Something old, something new: Stella Cella's sustainable fashion aims to change habits

Stella Cella

Stella Cella Source: https://gliese504.myshopify.com

Specialising in 'up-cycling' old garments, Stella Cella aims to build a brand new sustainable clothing brand for Australian consumers, and change the world, one hem at a time.


As a fashion-lover and designer, Stella Cella has a close-up view of some of the industry's biggest challenges. Excessive 'wear-once' consumerism, resulting pollution and the exploitation of workers in developing countries have recently combined to give the fashion world a bad name.

Ms Cella hopes to address those challenges as she develops her own fashion labels with a sustainable focus.

Indeed, the apparel and textile industry ranks as the second largest polluter of our world, right after the oil industry. That is why this 30-year-old Melbourne-based Italian woman has decided to take action and make a difference, one hem at a time.
courtesy of
courtesy of Source: https://gliese504.myshopify.com
Starting at the fashion industry's huge environmental impact, with its constant production and disposal of low-quality, fast-fashion garments, Cella decided to extend the garment life-cycle.

In her two collections, Gliese 504 and Curated Second-Hand, the Piacenza native has combined sartorial skill with environmental consciousness to imagine new designs for ‘old’ garments through a process of up-cycling.

In fashion 'recycling' so often means 'down-cycling' - the constant re-use or re-purposing of material which deteriorates its quality - while 'up-cycling' means the creative improvement of those materials. This is done through re-modeling and altering the garment to add functionality.

Every year Australians buy on average 27 kilograms of new textiles, and discard 23 of those kilograms into landfill. Two thirds of those discarded garments are composed of man-made synthetic fibres that take extraordinary amounts of time to break down.
Gliese 504
Gliese 504 Source: Supplied
Giving a second life to a skirt, shirt or blazer reduces the overall environmental impact that results from impulsive purchasing behaviors and a throw-away culture.

“The hope is that in 20 to 30 years we will only produce garments that enter into potentially infinite lifecycles, where nothing is wasted but continuously reused,” says Cella.

In her 20s, Cella was an impulsive buyer herself, much like other young adults. Yet she eventually couldn’t afford to keep buying new garments, so she started to take sewing lessons from a seamstress to modernize her own clothes.

Besides teaching sewing and alteration techniques to others, the seamstress opened her eyes to the environmental and ethical implications of the modern apparel industry.
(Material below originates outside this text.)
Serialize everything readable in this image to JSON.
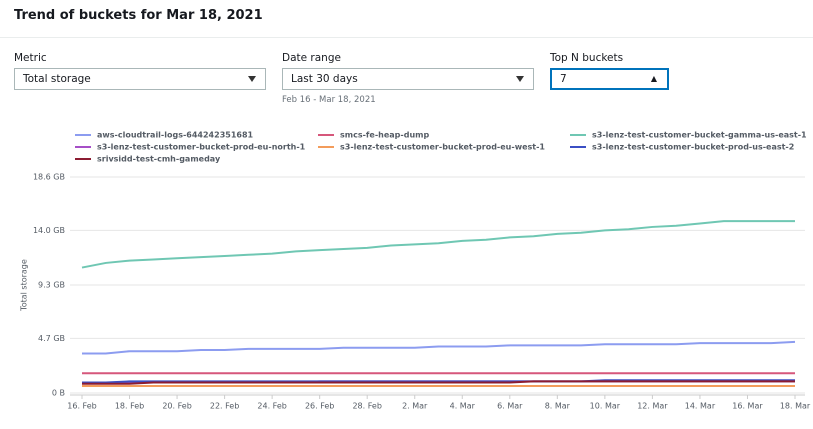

That was the beginning of her journey toward a more sustainable fashion.

“There are techniques to fight an impulsive purchasing behavior," she says. "Without having to own a wardrobe that has 100 per cent second-hand or up-cycled [clothing], already 20 per cent would have a great positive environmental impact.”  

Cella's garments are sourced in different ways, including from charity stores and direct donations. In some cases they are donated by migrants returning to their home countries after years spent in Australia, who realise they might not need all the garments they have accumulated over the years.